We all have milestones that define us, impact us, shape us, form us. We have positive and wonderful things that have happened. We might have tragedy and chaos behind us.
Sometimes, I am struck by the possibilities of each individual that I encounter and what their story might be.
I feel blessed when I am honored by learning about someone's past and how they've become who they are. I feel honored when I get to see a side of someone that isn't their norm.
Maybe it's finding out that the ultimate family man at church grew up in a rough neighborhood, surrounded by gang activity, making poor choices as his family struggled.
Or finding out that the slim and trim powerhouse of a petite woman at work used to be morbidly obese and lost it all through healthy eating and exercise and has kept it off for more than 20 years.
Or being blessed with a performance in church by an entire family that sings together.
I have my own background that I know is pretty amazing. I know my own positive and negative milestones that have helped me form into this person that I am today.
I've known financial struggle in my childhood. I've known the pain and rage of being a sexually abused child. I've experienced the loss of friendships due to an unexpected out of state move. I've made desperate and hurtful choices against my parents. I've been given the gift of an incredible education without attached debt. I've married for the wrong reasons and divorced for the right ones. I've found love that is indescribable with Jeff and our children.
When you see me in the grocery store, picking out Lean Cuisines from the giant freezer... there is no way to know that I have all of that inside me, behind me. When you cut me off on the highway, you can't possibly understand where I've come from. When you snap at me on the phone because I don't have the answer you want at work, you can't possibly get that your irritation and attempts to be hurtful are pretty laughable to me.
I have to remember the same holds true as I go out and see others. It isn't my business to know everyone else's story. But I do need to remember that everyone else has a story. Some people that I encounter are still in the midst of the struggles that are writing that story. Some people haven't yet found the path of better choices that will help them live that better life.
And if I'm lucky... as I get to know someone... as I gain respect for someone because of how they live their life... I might get to learn about their story and their amazing life that has brought them to this place.
How about you? How about your own amazing life or the amazing lives around you?
I don't even remember how I came to your blog, but I have been reading it for a week or two. I am always struck by how honest and insightful your posts are. This one is now exception. This is such a valuable lesson to learn and remember.
You are every woman's best friend.
You are completely accessible and honest...thank you for sharing your journey with us.
My life alone is not amazing, except by the company I keep.
Hope your day is beautiful.
Beautiful post, Liz!
Really wonderful post. I think you should link it up to Mrs. 4444s Saturday Sampling.
I have a sign in my house that says "Home is where your story begins." How true that is.
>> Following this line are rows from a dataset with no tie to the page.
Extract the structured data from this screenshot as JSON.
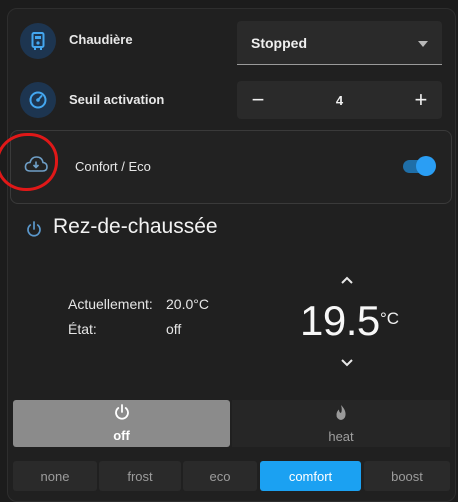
{
  "boiler": {
    "label": "Chaudière",
    "value": "Stopped",
    "icon": "boiler-icon"
  },
  "threshold": {
    "label": "Seuil activation",
    "value": "4",
    "minus": "−",
    "plus": "+"
  },
  "comfort_toggle": {
    "label": "Confort / Eco",
    "on": true
  },
  "thermostat": {
    "title": "Rez-de-chaussée",
    "current_label": "Actuellement:",
    "current_value": "20.0°C",
    "state_label": "État:",
    "state_value": "off",
    "target": "19.5",
    "unit": "°C"
  },
  "modes": [
    {
      "label": "off",
      "active": true
    },
    {
      "label": "heat",
      "active": false
    }
  ],
  "presets": [
    {
      "label": "none"
    },
    {
      "label": "frost"
    },
    {
      "label": "eco"
    },
    {
      "label": "comfort",
      "active": true
    },
    {
      "label": "boost"
    }
  ],
  "colors": {
    "accent": "#1ba1f2",
    "annotation": "#e01818"
  }
}
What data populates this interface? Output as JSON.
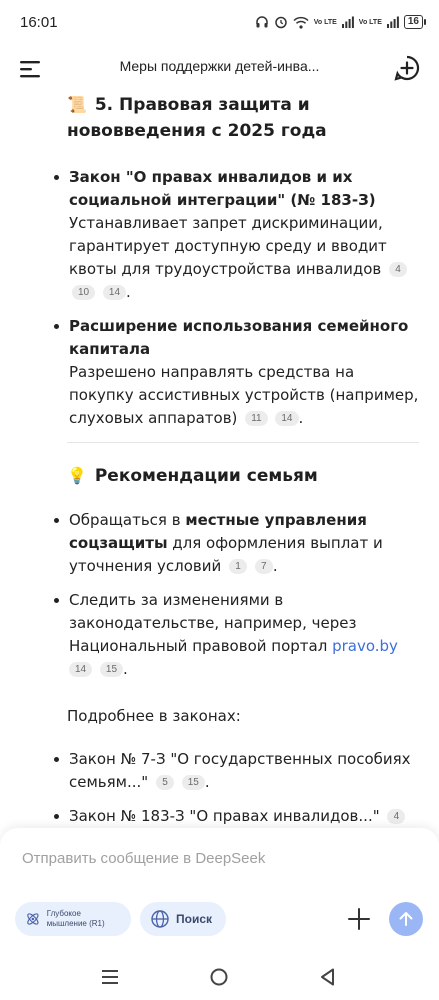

I've had the experience of telling my story before and I was surprised at what was most important in the telling. It wasn't what I had assumed it would be. Everyone should have that opportunity to discover that which we think defines us doesn't always.
That is a really important point, too, Amy. The experience of sharing our backgrounds and what we find to share vs what others take from it and what our expectations are vs what actually happens.
This has to be one of my all time favorite posts from you, Liz! So profound and succinct. If only we all could see the world through these glasses we'd be less judgmental towards others and just might shine the light of Christ to a hurting world.
Love you, dear. Blessings,
I've always wanted to share my story, and I've never had the kahunas to put it all out there. Maybe I will one day. If I do I will certainly send you a link :)
It's amazing to hear peoples' stories. I agree! I have met some amazing people over the years and learned so much from their stories.
This is a really wonderful post. Very insightful and so true.
This is terrific and so true. I thank you for sending the link to me. Let's be sure to link it up this Saturday or a future one, because it's a gem.
This point came home to me even moreso when my friend Molly lost her son and had to go grocery shopping one day. She was absolutely dying inside and was fighting to put one foot in front of the other. No one at the store knew her pain; she was a ghost.''
Very insightful post.
So glad you linked this up :) Thanks.